One of the elegant aspects of `getaddrinfo` is that the fields in an `addrinfo` structure are opaque, in the sense that they can be passed directly to the functions in the sockets interface without any further manipulation by the application code.

**The `getnameinfo` Function**

The `getnameinfo` function is inverse of `getaddrinfo`. It is reentrant and protocol-independent.

```c
#include <sys/socket.h>
#include <netdb.h>

int getnameinfo(const struct sockaddr *sa, socklen_t salen,
                char *host, size_t hostlen,
                char *service, size_t servlen, int flags);

// Returns: 0 if OK, nonzero error code on error
```

The `sa` argument points to a socket address structure of size `salen` bytes, `host` to a buffer of size `hostlen` bytes and `service` to a buffer of size `servlen` bytes.

If `getnameinfo` returns a nonzero error code, the application can convert it to a string by calling `gai_strerror`.

The `flags` argument is a bit mask that modifies the default behavior.

* `NI_NUMERICHOST`. By default, `getnameinfo` tries to return a domain name in host. Setting this flag will cause it to return a numeric address string instead.
* `NI_NUMERICSERV`. By default, `getnameinfo` will look in /etc/services and if possible, return a service name instead of a port number. Setting this flag forces it to skip the lookup and simply return the port number.

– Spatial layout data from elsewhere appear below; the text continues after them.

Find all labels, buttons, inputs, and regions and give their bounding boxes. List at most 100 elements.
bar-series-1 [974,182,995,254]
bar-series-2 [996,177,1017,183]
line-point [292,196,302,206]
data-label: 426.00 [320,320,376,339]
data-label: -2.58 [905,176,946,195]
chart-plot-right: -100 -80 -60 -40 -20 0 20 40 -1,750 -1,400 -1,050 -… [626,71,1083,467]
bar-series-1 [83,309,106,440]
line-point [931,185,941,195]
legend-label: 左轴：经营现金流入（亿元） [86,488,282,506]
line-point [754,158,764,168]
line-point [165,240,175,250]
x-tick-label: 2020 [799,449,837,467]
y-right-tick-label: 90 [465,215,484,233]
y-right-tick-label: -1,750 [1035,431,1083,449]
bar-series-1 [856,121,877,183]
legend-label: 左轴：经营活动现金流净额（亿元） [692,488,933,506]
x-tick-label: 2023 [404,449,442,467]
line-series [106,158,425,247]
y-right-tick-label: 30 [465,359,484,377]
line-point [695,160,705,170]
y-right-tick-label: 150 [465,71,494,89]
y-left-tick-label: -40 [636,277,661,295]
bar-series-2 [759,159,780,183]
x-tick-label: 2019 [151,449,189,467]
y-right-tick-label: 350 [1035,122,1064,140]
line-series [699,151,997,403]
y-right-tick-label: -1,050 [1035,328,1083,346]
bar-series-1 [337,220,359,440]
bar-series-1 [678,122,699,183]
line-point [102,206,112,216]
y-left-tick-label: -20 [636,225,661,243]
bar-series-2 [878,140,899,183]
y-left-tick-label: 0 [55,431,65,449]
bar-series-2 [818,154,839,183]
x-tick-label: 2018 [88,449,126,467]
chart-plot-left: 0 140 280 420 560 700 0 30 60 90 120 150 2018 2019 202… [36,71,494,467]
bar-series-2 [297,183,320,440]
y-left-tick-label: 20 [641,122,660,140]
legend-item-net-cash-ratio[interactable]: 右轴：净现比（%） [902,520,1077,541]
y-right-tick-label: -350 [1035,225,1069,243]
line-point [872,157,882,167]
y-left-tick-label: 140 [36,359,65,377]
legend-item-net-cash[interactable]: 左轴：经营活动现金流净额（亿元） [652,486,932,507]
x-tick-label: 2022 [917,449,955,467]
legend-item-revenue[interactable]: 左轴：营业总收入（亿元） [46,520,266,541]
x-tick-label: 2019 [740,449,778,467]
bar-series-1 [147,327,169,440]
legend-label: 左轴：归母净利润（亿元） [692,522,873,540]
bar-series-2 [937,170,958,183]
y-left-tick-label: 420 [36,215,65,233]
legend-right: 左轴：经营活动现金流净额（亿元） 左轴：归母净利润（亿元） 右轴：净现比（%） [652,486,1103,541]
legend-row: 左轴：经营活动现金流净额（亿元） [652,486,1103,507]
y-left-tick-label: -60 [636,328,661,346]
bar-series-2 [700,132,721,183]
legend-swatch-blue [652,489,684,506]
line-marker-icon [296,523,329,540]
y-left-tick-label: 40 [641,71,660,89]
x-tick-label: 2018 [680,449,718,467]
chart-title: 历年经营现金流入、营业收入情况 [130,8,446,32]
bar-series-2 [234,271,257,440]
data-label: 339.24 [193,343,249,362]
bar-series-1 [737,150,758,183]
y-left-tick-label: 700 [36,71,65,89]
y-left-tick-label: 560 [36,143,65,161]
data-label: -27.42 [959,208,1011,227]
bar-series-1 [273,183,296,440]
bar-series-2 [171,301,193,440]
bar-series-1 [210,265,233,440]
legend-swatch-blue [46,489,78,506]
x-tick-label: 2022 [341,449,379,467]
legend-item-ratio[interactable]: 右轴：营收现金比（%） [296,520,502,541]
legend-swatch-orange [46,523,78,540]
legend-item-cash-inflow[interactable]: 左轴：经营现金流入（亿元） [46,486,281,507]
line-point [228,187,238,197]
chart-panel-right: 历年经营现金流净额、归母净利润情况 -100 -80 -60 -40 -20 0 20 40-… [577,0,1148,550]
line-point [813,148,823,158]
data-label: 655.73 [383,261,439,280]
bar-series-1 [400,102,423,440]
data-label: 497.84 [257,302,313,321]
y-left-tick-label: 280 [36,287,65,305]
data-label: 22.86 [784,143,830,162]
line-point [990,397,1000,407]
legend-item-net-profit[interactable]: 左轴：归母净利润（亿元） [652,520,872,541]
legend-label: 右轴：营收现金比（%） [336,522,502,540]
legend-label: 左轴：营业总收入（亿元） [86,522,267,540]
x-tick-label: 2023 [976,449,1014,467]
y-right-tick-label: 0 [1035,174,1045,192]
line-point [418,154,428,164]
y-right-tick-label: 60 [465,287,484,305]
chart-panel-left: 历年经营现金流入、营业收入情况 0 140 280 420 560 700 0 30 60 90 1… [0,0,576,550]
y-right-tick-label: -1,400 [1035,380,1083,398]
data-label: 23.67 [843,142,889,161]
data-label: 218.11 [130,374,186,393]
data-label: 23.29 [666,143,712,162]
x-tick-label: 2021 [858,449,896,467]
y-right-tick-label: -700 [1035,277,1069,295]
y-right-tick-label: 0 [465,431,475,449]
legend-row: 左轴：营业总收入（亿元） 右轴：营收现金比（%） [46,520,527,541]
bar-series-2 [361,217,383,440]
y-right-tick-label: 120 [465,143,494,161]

## Helper Functions for the Sockets Interface

```c
int open_clientfd(char *hostname, char *port) {
  int clientfd;
  struct addrinfo hints, *listp, *p;
  
  memset(&hints, 0, sizeof(struct addrinfo));
  hints.ai_socktype = SOCK_STREAM;
  hints.ai_flags = AI_NUMERICSERV;
  hints.ai_flags |=  AI_ADDRCONFIG;
  
  getaddrinfo(hostname, port, &hints, &lisp);
  
  for(p = listp; p; p = p->ai_next) {
    if ((clientfd = socket(p->ai_family, p->ai_socktype, p->ai_protocol)) < 0)
      continue;
    if (connect(clientfd, p->ai_addr, p->ai_addrlen) != -1)
      break;
    close(clientfd);
  }
  
  freeaddrinfo(listp);
  if(!p)
    return -1;
  else
    return clientfd;
}
```

```c
int open_listenfd(char *port) {
  struct addrinfo hints, *listp, *p;
  int listenfd, optval=1;
  
  memset(&hints, 0, sizeof(struct addrinfo));
  hints.ai_socktype = SOCK_STREAM;
  hints.ai_flags = AI_PASSIVE | AI_ADDRCONFIG; // on any IP addresses
  hint.ai_flags = AI_NUMERICSERV; // using port number
  getaddrinfo(NULL, port, &hints, &listp);
  
  for(p = listp; p; p = p->ai_next) {
    if((listenfd = socket(p->ai_family, p->ai_socktype, p->ai_protocol)) < 0)
      continue;
    
    // Eliminates "Address already in use" error from bind
    setsockopt(listenfd, SOL_SOCKET, SO_REUSEADDR, (const void *)&optval, sizeof(int));
    
    if (bind(listenfd, p->addr, p->ai_addrlen) == 0)
      break;
    
    close(listenfd);
  }
  
  freeaddrinfo(listp);
  if(!p)
    return -1;
  
  if(listen(listenfd, LISTRENQ) < 0) {
    close(listenfd);
    return -1;
  }
  return listenfd;
}
```

It is good programming practice to explicitly close any descriptors that you have opened.